Later, I am left the sole remaining one awake as I sit up to watch the usual Australian Dancesport Championships, and wonder if maybe, just maybe...
But probably not.
26th Dec, last year: Visiting the sister time. My sister is 17 years older than me and married with three children. All daughters. The youngest one is spoilt rotten and quite a brat, which we don't understand because my sister is a school teacher and you'd think she of all people would have enough sense not to let her child behave like that. Anyway, it wasn't an extended lunch visit, which is good, because my sister and I don't have much to talk about, my brother-in-law is a tall, gruff, stoic fellow who hides behind his beard and my nieces are either too young or old enough to find hanging out with me just too uncool.

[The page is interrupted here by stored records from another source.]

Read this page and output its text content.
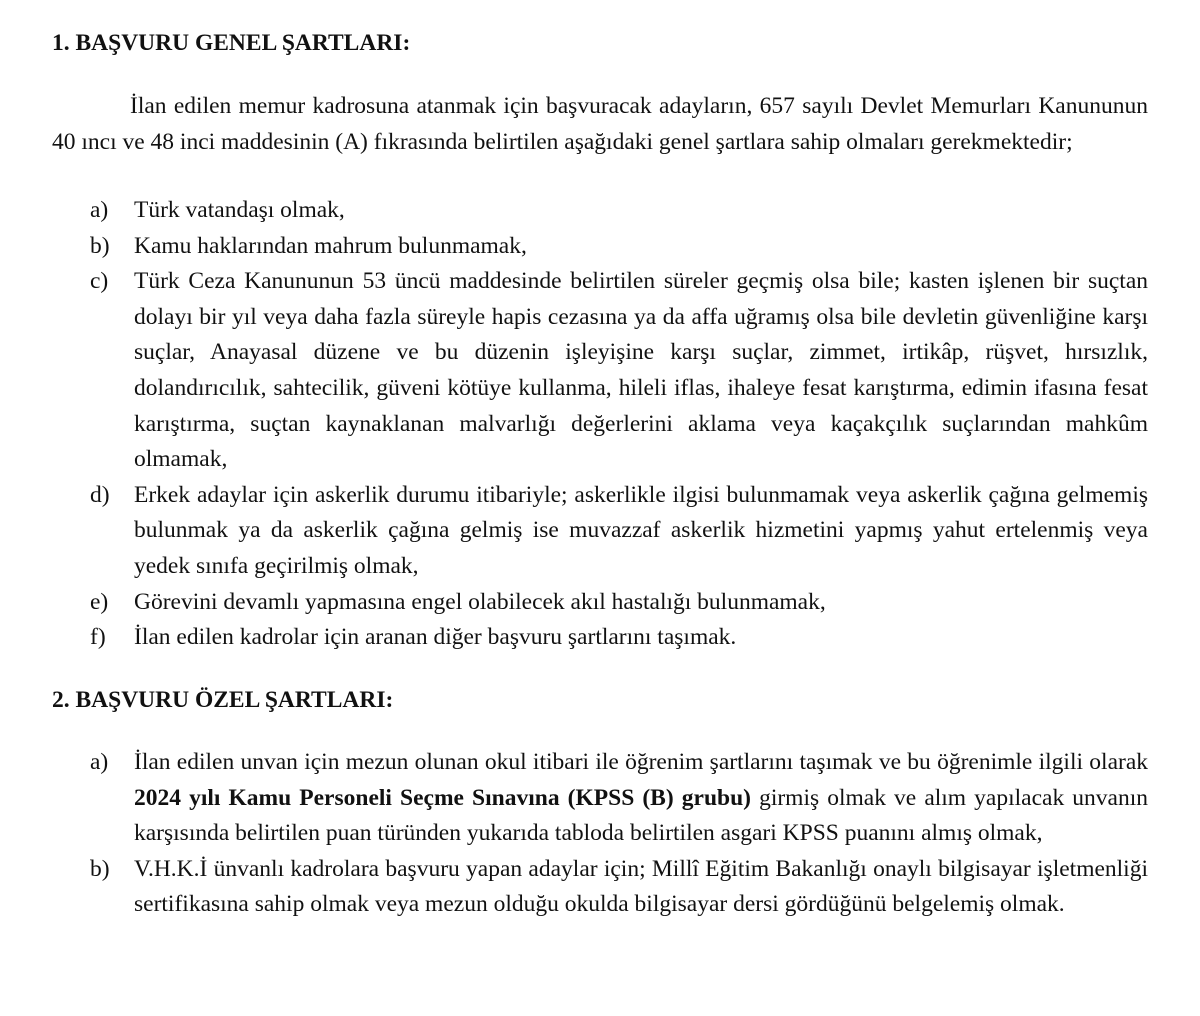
1. BAŞVURU GENEL ŞARTLARI:

İlan edilen memur kadrosuna atanmak için başvuracak adayların, 657 sayılı Devlet Memurları Kanununun 40 ıncı ve 48 inci maddesinin (A) fıkrasında belirtilen aşağıdaki genel şartlara sahip olmaları gerekmektedir;

a)	Türk vatandaşı olmak,
b)	Kamu haklarından mahrum bulunmamak,
c)	Türk Ceza Kanununun 53 üncü maddesinde belirtilen süreler geçmiş olsa bile; kasten işlenen bir suçtan dolayı bir yıl veya daha fazla süreyle hapis cezasına ya da affa uğramış olsa bile devletin güvenliğine karşı suçlar, Anayasal düzene ve bu düzenin işleyişine karşı suçlar, zimmet, irtikâp, rüşvet, hırsızlık, dolandırıcılık, sahtecilik, güveni kötüye kullanma, hileli iflas, ihaleye fesat karıştırma, edimin ifasına fesat karıştırma, suçtan kaynaklanan malvarlığı değerlerini aklama veya kaçakçılık suçlarından mahkûm olmamak,
d)	Erkek adaylar için askerlik durumu itibariyle; askerlikle ilgisi bulunmamak veya askerlik çağına gelmemiş bulunmak ya da askerlik çağına gelmiş ise muvazzaf askerlik hizmetini yapmış yahut ertelenmiş veya yedek sınıfa geçirilmiş olmak,
e)	Görevini devamlı yapmasına engel olabilecek akıl hastalığı bulunmamak,
f)	İlan edilen kadrolar için aranan diğer başvuru şartlarını taşımak.
2. BAŞVURU ÖZEL ŞARTLARI:
a)	İlan edilen unvan için mezun olunan okul itibari ile öğrenim şartlarını taşımak ve bu öğrenimle ilgili olarak 2024 yılı Kamu Personeli Seçme Sınavına (KPSS (B) grubu) girmiş olmak ve alım yapılacak unvanın karşısında belirtilen puan türünden yukarıda tabloda belirtilen asgari KPSS puanını almış olmak,
b)	V.H.K.İ ünvanlı kadrolara başvuru yapan adaylar için; Millî Eğitim Bakanlığı onaylı bilgisayar işletmenliği sertifikasına sahip olmak veya mezun olduğu okulda bilgisayar dersi gördüğünü belgelemiş olmak.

That afternoon, my cousins and I play multi-player Grand Theft Auto. More fun than three people should be allowed to have. My younger cousin (who I have described as a younger, male version of me) and I were in the same room, shouting abuse at each other, and eventually we just decided to find the biggest vehicles we could and play chicken at 100+ mph on the freeways. What better way to spend Boxing Day?
27th Dec, last year: We drive home. I sleep a lot. Mum plays Camelot and Pirates of Penzance cassettes. The whole family sings along. It starts to rain. It will keep on doing this for the next three days. Bah humbug to sunny Queensland.
28th Dec - 30th Dec, last year: I catch up with Nardia, to discover that her live-in lover proposed on Christmas day, in front of the entire family. She shows off her ring. I tease her and the lucky man shamelessly. We all hang out together and be silly, like we usually do. Sleepy Hollow, GalaxyQuest and Ferris Bueller's Day Off are watched. Trashy romances and porn are read. Sarcastic, insightful comments are made. Far too frequently. I enjoy life. It is still raining.
31st Dec, last year, but only just: I spend New Year's Eve packing. Or attempting to pack, while the cat goes to sleep in my suitcase. I consider bringing the cat back with me. My mother plays pinball on the computer. We spend the last few hours of the year 2000 beginning a jigsaw. You know, spreading out the pieces and picking out the edge bits. The fireworks start at 11:30, and I'm a bit miffed, because shouldn't you wait for the thing you're celebrating to happen before you start celebrating it?
Good bye, 2000. You were fun while you lasted, but now you're swept aside like so much debris to make way for the new model. From where I'm standing, it's bright, shiny, new and full of promise. No doubt, once I get closer, it will turn out to be just like the old model.
We'll just have to wait and see, I suppose.